Дело это, конечно, нескорое: пока что потребность объединяться, ставить себе общие цели — а тем более в Германии — еще очень велика. Но благодаря этому, правда, ответственность каждого отдельного человека значительно сужается, а сила неестественно повышается в благородном чувстве соревнования.
Однако то, что как раз в искусстве все еще процветают всякие «объединения», — признак плачевной незрелости. Время от времени то и дело появляются программы, безвкусно и убого построенные из одних только «мы хотим…». Вот, к примеру, недавно: «Немецкое сценическое общество». Десяток тайных советников, отставных офицеров и университетских профессоров, которые иногда чувствуют себя обязанными — в силу своего общественного положения — сделать что-нибудь для бедного, нуждающегося искусства, честного и нищего, словно кандидат на должность учителя, собираются вместе и наряду с другими многозначительными вещами изрекают — раз и навсегда! — следующее: «Мы желаем искусства для всего народа». — Боже, что за бездумное высокомерие: ведь народ-то, этот как-никак высший авторитет, каждый день объявляет: «Народ не желает никакого искусства».
Надо, чтобы, приступив к делу, мы уже обладали ясностью, надо, чтобы наше искусство могло быть спасением лишь для самого мастера и чтобы лишь горстка избранных, заглянувших в эти таинства, могла причащаться к ним во всей своей радости!
Мастер, в сущности, может воздействовать на широкую публику лишь посредством своей личности, того искусства, что он уже оставил позади себя, — мне хочется назвать это, как я уже сделал раньше, его культурой. Его творения — переживания, рассказанные немногим ближайшим друзьям в часы священных сумерек. А когда они все-таки оказываются достоянием многих, сила их воздействия от этого не возрастает; ибо тем, в ком нет любви, никогда не досягнуть до них.
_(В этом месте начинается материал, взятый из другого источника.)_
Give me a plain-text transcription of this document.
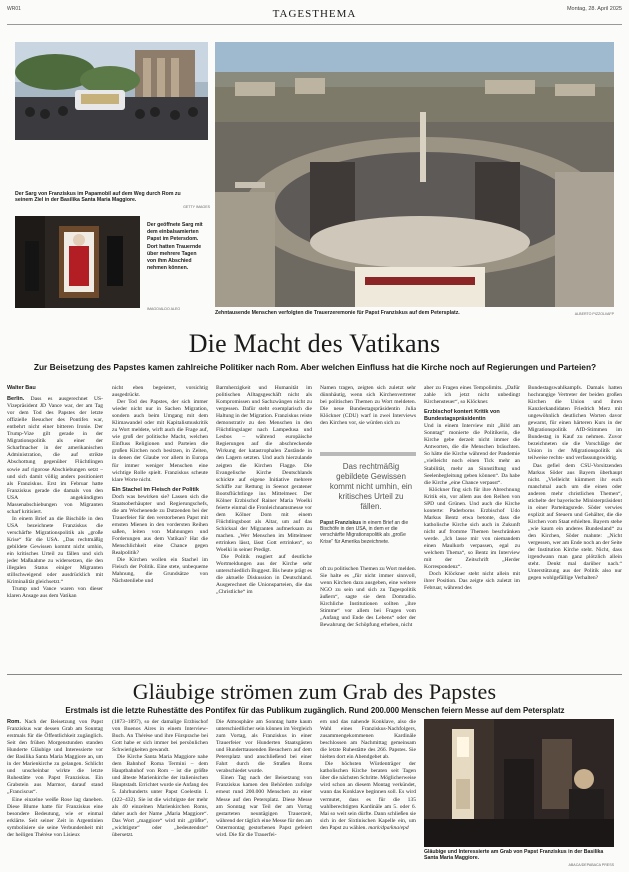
WR01	TAGESTHEMA	Montag, 28. April 2025
Der Sarg von Franziskus im Papamobil auf dem Weg durch Rom zu seinem Ziel in der Basilika Santa Maria Maggiore.
GETTY IMAGES
Der geöffnete Sarg mit dem einbalsamierten Papst im Petersdom. Dort hatten Trauernde über mehrere Tagen von ihm Abschied nehmen können.
IMAGO/ALDO ALEO
Zehntausende Menschen verfolgten die Trauerzeremonie für Papst Franziskus auf dem Petersplatz.	ALBERTO PIZZOLI/AFP
Die Macht des Vatikans
Zur Beisetzung des Papstes kamen zahlreiche Politiker nach Rom. Aber welchen Einfluss hat die Kirche noch auf Regierungen und Parteien?
Walter Bau

Berlin. Dass es ausgerechnet US-Vizepräsident JD Vance war, der am Tag vor dem Tod des Papstes der letzte offizielle Besucher des Pontifex war, entbehrt nicht einer bitteren Ironie. Der Trump-Vize gilt gerade in der Migrationspolitik als einer der Scharfmacher in der amerikanischen Administration, die auf strikte Abschottung gegenüber Flüchtlingen sowie auf rigorose Abschiebungen setzt – und sich damit völlig anders positioniert als Franziskus. Erst im Februar hatte Franziskus gerade die damals von den USA angekündigten Massenabschiebungen von Migranten scharf kritisiert.

In einem Brief an die Bischöfe in den USA bezeichnete Franziskus die verschärfte Migrationspolitik als „große Krise“ für die USA. „Das rechtmäßig gebildete Gewissen kommt nicht umhin, ein kritisches Urteil zu fällen und sich jeder Maßnahme zu widersetzen, die den illegalen Status einiger Migranten stillschweigend oder ausdrücklich mit Kriminalität gleichsetzt.“

Trump und Vance waren von dieser klaren Ansage aus dem Vatikan

nicht eben begeistert, vorsichtig ausgedrückt.

Der Tod des Papstes, der sich immer wieder nicht nur in Sachen Migration, sondern auch beim Umgang mit dem Klimawandel oder mit Kapitalismuskritik zu Wort meldete, wirft auch die Frage auf, wie groß der politische Macht, welchen Einfluss Religionen und Parteien die großen Kirchen noch besitzen, in Zeiten, in denen der Glaube vor allem in Europa für immer weniger Menschen eine wichtige Rolle spielt. Franziskus scheute klare Worte nicht.

Ein Stachel im Fleisch der Politik

Doch was bewirken sie? Lassen sich die Staatsoberhäupter und Regierungschefs, die am Wochenende zu Dutzenden bei der Trauerfeier für den verstorbenen Papst mit ernsten Mienen in den vordersten Reihen saßen, leiten von Mahnungen und Forderungen aus dem Vatikan? Hat die Menschlichkeit eine Chance gegen Realpolitik?

Die Kirchen wollen ein Stachel im Fleisch der Politik. Eine stete, unbequeme Mahnung, die Grundsätze von Nächstenliebe und

Barmherzigkeit und Humanität im politischen Alltagsgeschäft nicht als Kompromissen und Sachzwängen nicht zu vergessen. Dafür steht exemplarisch die Haltung in der Migration. Franziskus reiste demonstrativ zu den Menschen in den Flüchtlingslager nach Lampedusa und Lesbos – während europäische Regierungen auf die abschreckende Wirkung der katastrophalen Zustände in den Lagern setzten. Und auch hierzulande zeigten die Kirchen Flagge. Die Evangelische Kirche Deutschlands schickte auf eigene Initiative mehrere Schiffe zur Rettung in Seenot geratener Bootsflüchtlinge ins Mittelmeer. Der Kölner Erzbischof Rainer Maria Woelki feierte einmal die Fronleichnamsmesse vor dem Kölner Dom mit einem Flüchtlingsboot als Altar, um auf das Schicksal der Migranten aufmerksam zu machen. „Wer Menschen im Mittelmeer ertrinken lässt, lässt Gott ertrinken“, so Woelki in seiner Predigt.

Die Politik reagiert auf deutliche Wortmeldungen aus der Kirche sehr unterschiedlich Buggest. Bis heute prägt es die aktuelle Diskussion in Deutschland. Ausgerechnet die Unionsparteien, die das „Christliche“ im

Namen tragen, zeigten sich zuletzt sehr dünnhäutig, wenn sich Kirchenvertreter bei politischen Themen zu Wort meldeten. Die neue Bundestagspräsidentin Julia Klöckner (CDU) warf in zwei Interviews den Kirchen vor, sie würden sich zu

Das rechtmäßig gebildete Gewissen kommt nicht umhin, ein kritisches Urteil zu fällen.
Papst Franziskus in einem Brief an die Bischöfe in den USA, in dem er die verschärfte Migrationspolitik als „große Krise“ für Amerika bezeichnete.

oft zu politischen Themen zu Wort melden. Sie halte es „für nicht immer sinnvoll, wenn Kirchen dazu ausgeben, eine weitere NGO zu sein und sich zu Tagespolitik äußern“, sagte sie dem Domradio. Kirchliche Institutionen sollten „ihre Stimme“ vor allem bei Fragen vom „Anfang und Ende des Lebens“ oder der Bewahrung der Schöpfung erheben, nicht

aber zu Fragen eines Tempolimits. „Dafür zahle ich jetzt nicht unbedingt Kirchensteuer“, so Klöckner.

Erzbischof kontert Kritik von Bundestagspräsidentin

Und in einem Interview mit „Bild am Sonntag“ monierte die Politikerin, die Kirche gebe derzeit nicht immer die Antworten, die die Menschen bräuchten. So hätte die Kirche während der Pandemie „vielleicht noch einen Tick mehr an Stabilität, mehr an Sinnstiftung und Seelenbegleitung geben können“. Da habe die Kirche „eine Chance verpasst“.

Klöckner fing sich für ihre Abrechnung Kritik ein, vor allem aus den Reihen von SPD und Grünen. Und auch die Kirche konterte: Paderborns Erzbischof Udo Markus Bentz etwa betonte, dass die katholische Kirche sich auch in Zukunft nicht auf fromme Themen beschränken werde. „Ich lasse mir von niemandem einen Maulkorb verpassen, egal zu welchem Thema“, so Bentz im Interview mit der Zeitschrift „Herder Korrespondenz“.

Doch Klöckner steht nicht allein mit ihrer Position. Das zeigte sich zuletzt im Februar, während des

Bundestagswahlkampfs. Damals hatten hochrangige Vertreter der beiden großen Kirchen die Union und ihren Kanzlerkandidaten Friedrich Merz mit ungewöhnlich deutlichen Worten davor gewarnt, für einen härteren Kurs in der Migrationspolitik AfD-Stimmen im Bundestag in Kauf zu nehmen. Zuvor bezeichneten sie die Vorschläge der Union in der Migrationspolitik als teilweise rechts- und verfassungswidrig.

Das gefiel dem CSU-Vorsitzenden Markus Söder aus Bayern überhaupt nicht. „Vielleicht kümmert ihr euch manchmal auch um die einen oder anderen mehr christlichen Themen“, stichelte der bayerische Ministerpräsident in einer Parteitagsrede. Söder verwies explizit auf Steuern und Gehälter, die die Kirchen vom Staat erhielten. Bayern stehe „wie kaum ein anderes Bundesland“ zu den Kirchen, Söder mahnte: „Nicht vergessen, wer am Ende noch an der Seite der Institution Kirche steht. Nicht, dass irgendwann man ganz plötzlich allein steht. Denkt mal darüber nach.“ Unterstützung aus der Politik also nur gegen wohlgefällige Verhalten?

Gläubige strömen zum Grab des Papstes
Erstmals ist die letzte Ruhestätte des Pontifex für das Publikum zugänglich. Rund 200.000 Menschen feiern Messe auf dem Petersplatz

Rom. Nach der Beisetzung von Papst Franziskus war dessen Grab am Sonntag erstmals für die Öffentlichkeit zugänglich. Seit den frühen Morgenstunden standen Hunderte Gläubige und Interessierte vor der Basilika Santa Maria Maggiore an, um in der Marienkirche zu gelangen. Schlicht und unscheinbar wirkte die letzte Ruhestätte von Papst Franziskus. Ein Grabstein aus Marmor, darauf stand „Franciscus“.

Eine einzelne weiße Rose lag daneben. Diese Blume hatte für Franziskus eine besondere Bedeutung, wie er einmal erklärte. Seit seiner Zeit in Argentinien symbolisiere sie seine Verbundenheit mit der heiligen Thérèse von Lisieux

(1873–1897), so der damalige Erzbischof von Buenos Aires in einem Interview-Buch. An Thérèse und ihre Fürsprache bei Gott habe er sich immer bei persönlichen Schwierigkeiten gewandt.

Die Kirche Santa Maria Maggiore nahe dem Bahnhof Roma Termini – dem Hauptbahnhof von Rom – ist die größte und älteste Marienkirche der italienischen Hauptstadt. Errichtet wurde sie Anfang des 5. Jahrhunderts unter Papst Coelestin I. (422–432). Sie ist die wichtigste der mehr als 40 einzelnen Marienkirchen Roms, daher auch der Name „Maria Maggiore“. Das Wort „maggiore“ wird mit „größte“, „wichtigste“ oder „bedeutendste“ übersetzt.

Die Atmosphäre am Sonntag hatte kaum unterschiedlicher sein können im Vergleich zum Vortag, als Franziskus in einer Trauerfeier vor Hunderten Staatsgästen und Hunderttausenden Besuchern auf dem Petersplatz und anschließend bei einer Fahrt durch die Straßen Roms verabschiedet wurde.

Einen Tag nach der Beisetzung von Franziskus kamen den Behörden zufolge erneut rund 200.000 Menschen zu einer Messe auf den Petersplatz. Diese Messe am Sonntag war Teil der am Vortag gestarteten neuntägigen Trauerzeit, während der täglich eine Messe für den am Ostermontag gestorbenen Papst gefeiert wird. Die für die Trauerfei-

ern und das nahende Konklave, also die Wahl eines Franziskus-Nachfolgers, zusammengekommenen Kardinäle beschlossen am Nachmittag gemeinsam die letzte Ruhestätte des 266. Papstes. Sie hielten dort ein Abendgebet ab.

Die höchsten Würdenträger der katholischen Kirche beraten seit Tagen über die nächsten Schritte. Möglicherweise wird schon an diesem Montag verkündet, wann das Konklave beginnen soll. Es wird vermutet, dass es für die 135 wahlberechtigten Kardinäle am 5. oder 6. Mai so weit sein dürfte. Dann schließen sie sich in der Sixtinischen Kapelle ein, um den Papst zu wählen. mark/dpa/kna/epd

Gläubige und Interessierte am Grab von Papst Franziskus in der Basilika Santa Maria Maggiore.
ABACA/DEPABACA PRESS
Но все-таки наши музеи — это что-то ужасное. Словно кто-то наугад вырвал страницы из разных книг на самых разных языках и запихнул все это под один роскошный переплет — вот что такое наши музеи.
Вырванные из мест, с которыми они связаны всеми своими привычками и склонностями, все эти произведения искусства сиротливо стоят вместе, лишенные родины. И вот они уж валят навстречу зрителю, подобно ватаге этаких затянутых в униформу детей. Он не может различить среди них ни белобрысых, ни печальных, ни задумчивых, ни тех, что себе на уме, — и в голове у него крутится: двадцать сиротинушек.
Если просто собрать в одном зале творения одного мастера, это было бы еще терпимо; тогда из их случайного сочетания родилось бы нечто большее, более убедительное и говорящее, нежели каждое из них по отдельности. Я имею в виду зал Донателло в Барджелло.
Но чем были бы все эти статуи без полихромного бюста Никколо да Уццано[52]
! Это одно из самых странных откровений искусства. Реалист Донателло проникся совершенно наивным ощущением, будто он не в состоянии верно передать личность этого мужа, не добавив к богатой жизни линий еще и цвет, который только и придаст образу совершенство. И вот появилось это удивительное творение. Не слишком одухотворенное лицо — энергия в нем борется с некоторой распущенностью, но оно обращается к зрителю с выражением столь полной сообщительности, что тому кажется, будто он не расслышал какого-то вопроса, и вот теперь пристыженно и судорожно пытается найти ответ. Ты словно уж давным-давно знаком с этим человеком и рад новой с ним встрече. И он замечает эту радость; его дружелюбное участие, кажется, живо откликается на нее.